The Goldendale Sentinel - Headlines & History since 1879

By Akasha Spino-Bybee

Bringing back Main Street


Main Street has been through a lot over the past 150 years; it has been burned to the ground by the summer heat, re-built and then paved over to suit automobiles and future commercialization. It can be seen as a key component to the economic evolution of Goldendale. With this said, one can understand how important it is to protect its historical attributes and rejuvenate Main Streets’ image.

There have been a number of initiatives aimed at revitalizing Main Street and Goldendale in general over the years. Sometimes they have lacked the momentum to carry them to completion. It may have seemed that way with the Main Street Program, but it may have been just brewing.

“The year before last, we had a speaker from the Washington Main Street Program come and speak to the Chamber of Commerce about preserving and revitalizing our Main Street. The chamber decided to pursue getting Goldendale on board as a Main Street community,” says Mike DeMott, president of the Greater Goldendale Area Chamber of Commerce. The Washington Main Street Program, managed by the Washington Trust for Historical Preservation, is a comprehensive, incremental approach to revive the downtown commercial districts of cities in Washington.

“We took a trip to another city participating in the program, (Dayton, Wash.) to learn more about the process of revitalizing a Main Street and saw how it was successful in other communities that are a lot like ours,” says DeMott, “last year Goldendale became an official affiliate member of the Washington Main Street Program.” Already having a few projects under their belt, the Chamber (the main supporter of the program at this moment) has seen some success with the program.

“We went through the images donated from Dennis Birney (historical society member) and the chamber had them printed and delivered to the local businesses who are a part of the affiliation with the Main Street Program.
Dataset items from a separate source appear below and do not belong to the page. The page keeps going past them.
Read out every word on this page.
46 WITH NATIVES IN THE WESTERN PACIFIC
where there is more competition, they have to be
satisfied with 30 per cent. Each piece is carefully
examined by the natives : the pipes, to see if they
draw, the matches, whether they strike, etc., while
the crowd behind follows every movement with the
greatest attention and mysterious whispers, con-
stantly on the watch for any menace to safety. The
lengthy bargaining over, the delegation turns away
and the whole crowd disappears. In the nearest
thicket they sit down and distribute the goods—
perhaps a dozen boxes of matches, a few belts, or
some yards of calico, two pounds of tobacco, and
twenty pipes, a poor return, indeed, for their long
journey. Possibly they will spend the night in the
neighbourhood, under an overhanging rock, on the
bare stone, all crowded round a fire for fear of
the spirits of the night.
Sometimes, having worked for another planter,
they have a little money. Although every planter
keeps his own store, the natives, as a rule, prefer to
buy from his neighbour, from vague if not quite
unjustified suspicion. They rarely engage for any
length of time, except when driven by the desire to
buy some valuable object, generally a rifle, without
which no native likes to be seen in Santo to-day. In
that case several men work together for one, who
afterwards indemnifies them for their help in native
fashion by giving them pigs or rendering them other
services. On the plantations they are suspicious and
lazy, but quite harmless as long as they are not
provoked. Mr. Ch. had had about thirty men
And the Christmas lights that were hung overhead downtown this last year was an attempt to re-create a look from the 1940’s-1960’s,” says DeMott. “These projects were a part of re-discovering our community pride, which was needed in order to gain more support towards the program.” The Goldendale Area Chamber of Commerce is hosting a community meeting at the Public Utilities District office in Goldendale, Mar. 23, hoping to formalize a board that will be in charge of organizing and completing projects as part of the Main Street program.

“The purpose of the meeting is to have the people who are going to be a part of the committee, people who are going to attend with the idea they might take on a position, formalize a group and start applying for non-profit status. That way, we can start receiving fundraising toward the projects we’ll chose for 2015,” says DeMott. “This is a long-term project, we won’t see results overnight and we’re not asking anything from anyone either, we’re just simply trying to help our community by creating interest in Main Street. The goal is to get formalized as a group this month, pick a project that we’re going to work on, delegate tasks and then come back and get things done.”

“We won’t be showing a video or a power point presentation, we’re just going to get down to business,” says DeMott.

The meeting will be from 6 p.m. to 7:30 p.m. in the PUD community meeting room. “We’re looking for a commitment of a few hours a month,”says DeMott.